Hay múltiples enfoques para entender (vivir) lo que significa competir, entre los cuales uno estimula y el otro erosiona.
Búsquese competir contra otro para demostrar que uno es mejor (más alto, más guapo, más rubio) y, previsiblemente, nunca hallará final en la comparativa: siempre habrá alguien mejor preparado, más inteligente, con más dinero, con novias más arquetípicas, más, más, más. Frustrante. No hay fin.
Luego hay otro enfoque: el del que compite consigo mismo, elevando su propio listón... al competir contra otro a quien considera un digno rival. Este rival, en sí, no es un enemigo - sino la espuela que mueve a nuestro protagonista a subir cada vez más la apuesta sobre sí mismo: "a ver qué soy capaz de conseguir", se dice.

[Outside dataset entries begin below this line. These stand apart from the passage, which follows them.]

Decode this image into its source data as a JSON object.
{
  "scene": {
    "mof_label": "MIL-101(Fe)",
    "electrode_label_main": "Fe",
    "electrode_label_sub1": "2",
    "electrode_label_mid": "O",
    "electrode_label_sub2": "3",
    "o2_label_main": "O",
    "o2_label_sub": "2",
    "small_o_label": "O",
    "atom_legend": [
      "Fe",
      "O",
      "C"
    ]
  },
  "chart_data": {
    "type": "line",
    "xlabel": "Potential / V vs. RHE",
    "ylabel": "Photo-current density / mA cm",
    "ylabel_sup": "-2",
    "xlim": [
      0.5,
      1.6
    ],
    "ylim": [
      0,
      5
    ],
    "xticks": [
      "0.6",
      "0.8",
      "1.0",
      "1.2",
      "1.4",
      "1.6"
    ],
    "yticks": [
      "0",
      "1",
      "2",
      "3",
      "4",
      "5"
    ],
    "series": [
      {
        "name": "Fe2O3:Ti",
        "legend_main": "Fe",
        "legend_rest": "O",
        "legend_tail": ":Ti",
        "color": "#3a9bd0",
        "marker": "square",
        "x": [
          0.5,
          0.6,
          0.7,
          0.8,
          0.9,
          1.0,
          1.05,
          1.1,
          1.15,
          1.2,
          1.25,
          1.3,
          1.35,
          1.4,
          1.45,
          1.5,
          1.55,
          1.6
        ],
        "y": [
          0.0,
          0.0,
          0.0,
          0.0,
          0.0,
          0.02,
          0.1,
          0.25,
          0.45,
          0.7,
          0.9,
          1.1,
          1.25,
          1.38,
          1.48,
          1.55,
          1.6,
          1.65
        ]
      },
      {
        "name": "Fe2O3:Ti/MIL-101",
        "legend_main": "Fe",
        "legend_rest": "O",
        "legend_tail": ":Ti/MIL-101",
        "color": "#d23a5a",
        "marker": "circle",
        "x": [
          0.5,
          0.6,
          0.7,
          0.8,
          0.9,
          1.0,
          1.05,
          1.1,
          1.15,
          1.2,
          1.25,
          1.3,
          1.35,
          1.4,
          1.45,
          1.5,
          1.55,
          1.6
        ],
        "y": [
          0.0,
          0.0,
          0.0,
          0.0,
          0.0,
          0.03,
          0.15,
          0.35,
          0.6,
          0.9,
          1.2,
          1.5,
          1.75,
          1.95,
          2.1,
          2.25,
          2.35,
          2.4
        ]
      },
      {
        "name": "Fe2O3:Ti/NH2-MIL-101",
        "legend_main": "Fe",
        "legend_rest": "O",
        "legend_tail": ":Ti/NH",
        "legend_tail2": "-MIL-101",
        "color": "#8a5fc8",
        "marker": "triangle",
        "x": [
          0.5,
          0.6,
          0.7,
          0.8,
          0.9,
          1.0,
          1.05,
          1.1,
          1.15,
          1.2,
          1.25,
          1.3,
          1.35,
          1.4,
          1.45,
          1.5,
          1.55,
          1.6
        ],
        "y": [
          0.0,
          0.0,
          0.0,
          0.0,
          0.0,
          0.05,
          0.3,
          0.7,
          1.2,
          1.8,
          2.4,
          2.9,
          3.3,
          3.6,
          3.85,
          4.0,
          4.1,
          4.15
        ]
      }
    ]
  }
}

Su rival se convierte así en su espejo: si su rival le supera, es tiempo de trabajarse. Si su rival pierde, la autocomplacencia le aguarda silenciosa a su espalda. Este rival no es despreciado; al contrario, es respetado y admirado - pues gracias a él uno crece. Sin él, uno se vuelve arrogante.

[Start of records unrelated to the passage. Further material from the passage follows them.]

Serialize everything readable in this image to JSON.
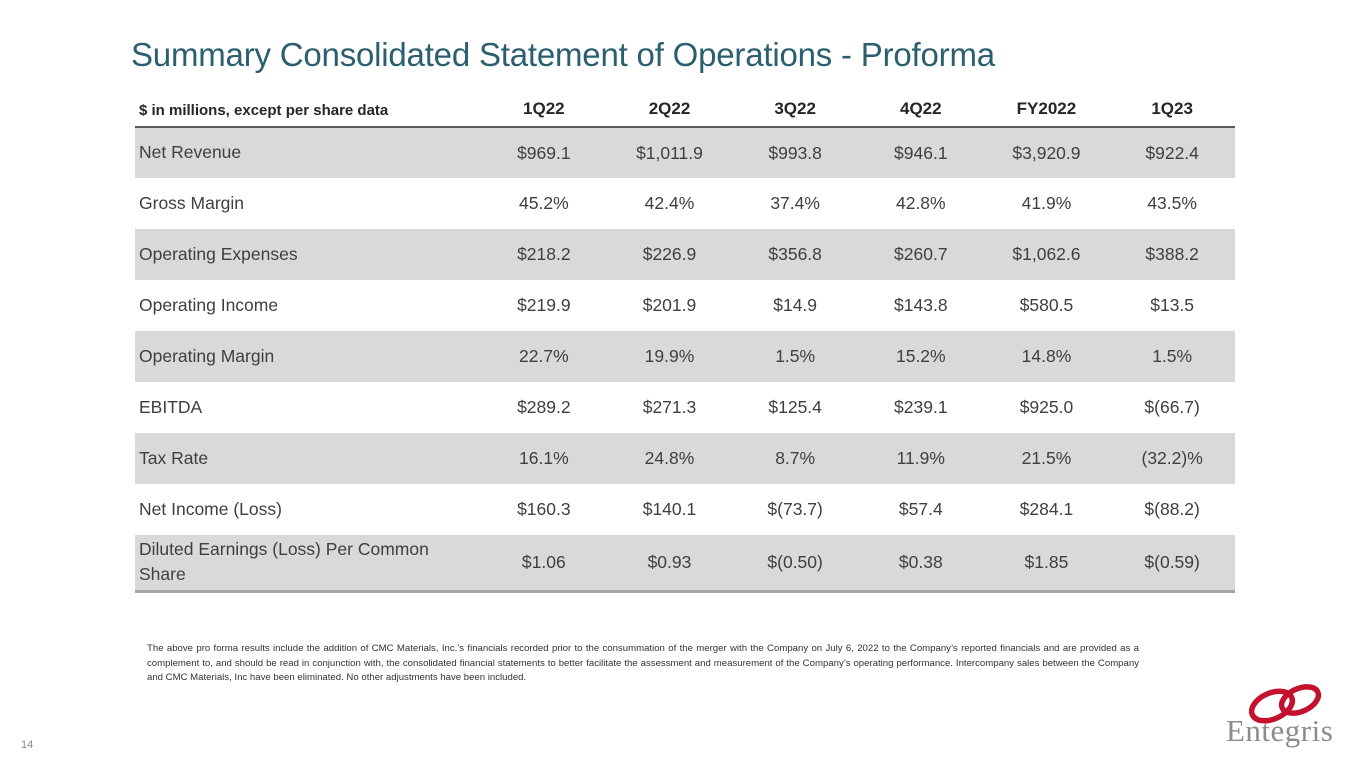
{
  "slide": {
    "title": "Summary Consolidated Statement of Operations - Proforma",
    "page_number": "14",
    "footnote": "The above pro forma results include the addition of CMC Materials, Inc.’s financials recorded prior to the consummation of the merger with the Company on July 6, 2022 to the Company’s reported financials and are provided as a complement to, and should be read in conjunction with, the consolidated financial statements to better facilitate the assessment and measurement of the Company’s operating performance. Intercompany sales between the Company and CMC Materials, Inc have been eliminated. No other adjustments have been included.",
    "logo_text": "Entegris"
  },
  "colors": {
    "title_teal": "#2B5F6F",
    "row_shade": "#D9D9D9",
    "header_underline": "#595959",
    "table_bottom_border": "#A6A6A6",
    "body_text": "#3F3F3F",
    "logo_red": "#C4122E",
    "logo_gray": "#8C8C8C"
  },
  "table": {
    "header_label": "$ in millions, except per share data",
    "columns": [
      "1Q22",
      "2Q22",
      "3Q22",
      "4Q22",
      "FY2022",
      "1Q23"
    ],
    "rows": [
      {
        "label": "Net Revenue",
        "shaded": true,
        "values": [
          "$969.1",
          "$1,011.9",
          "$993.8",
          "$946.1",
          "$3,920.9",
          "$922.4"
        ]
      },
      {
        "label": "Gross Margin",
        "shaded": false,
        "values": [
          "45.2%",
          "42.4%",
          "37.4%",
          "42.8%",
          "41.9%",
          "43.5%"
        ]
      },
      {
        "label": "Operating Expenses",
        "shaded": true,
        "values": [
          "$218.2",
          "$226.9",
          "$356.8",
          "$260.7",
          "$1,062.6",
          "$388.2"
        ]
      },
      {
        "label": "Operating Income",
        "shaded": false,
        "values": [
          "$219.9",
          "$201.9",
          "$14.9",
          "$143.8",
          "$580.5",
          "$13.5"
        ]
      },
      {
        "label": "Operating Margin",
        "shaded": true,
        "values": [
          "22.7%",
          "19.9%",
          "1.5%",
          "15.2%",
          "14.8%",
          "1.5%"
        ]
      },
      {
        "label": "EBITDA",
        "shaded": false,
        "values": [
          "$289.2",
          "$271.3",
          "$125.4",
          "$239.1",
          "$925.0",
          "$(66.7)"
        ]
      },
      {
        "label": "Tax Rate",
        "shaded": true,
        "values": [
          "16.1%",
          "24.8%",
          "8.7%",
          "11.9%",
          "21.5%",
          "(32.2)%"
        ]
      },
      {
        "label": "Net Income (Loss)",
        "shaded": false,
        "values": [
          "$160.3",
          "$140.1",
          "$(73.7)",
          "$57.4",
          "$284.1",
          "$(88.2)"
        ]
      },
      {
        "label": "Diluted Earnings (Loss) Per Common Share",
        "shaded": true,
        "values": [
          "$1.06",
          "$0.93",
          "$(0.50)",
          "$0.38",
          "$1.85",
          "$(0.59)"
        ]
      }
    ]
  }
}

Esa es la competición que expande horizontes, amplia nuestro aprendizaje, nos provoca a alcanzar. No nos picamos con el otro: nos picamos con nosotros mismos ante la magnificencia del otro.
Sentirse grande mediante la supresión del otro ("me siento más que mi pareja, mi compañero..." o que alguien más débil) no es solo miserable: revela precisamente lo que cree ocultar - su baja autoconfianza.
Qué buena oportunidad para subir ese listón.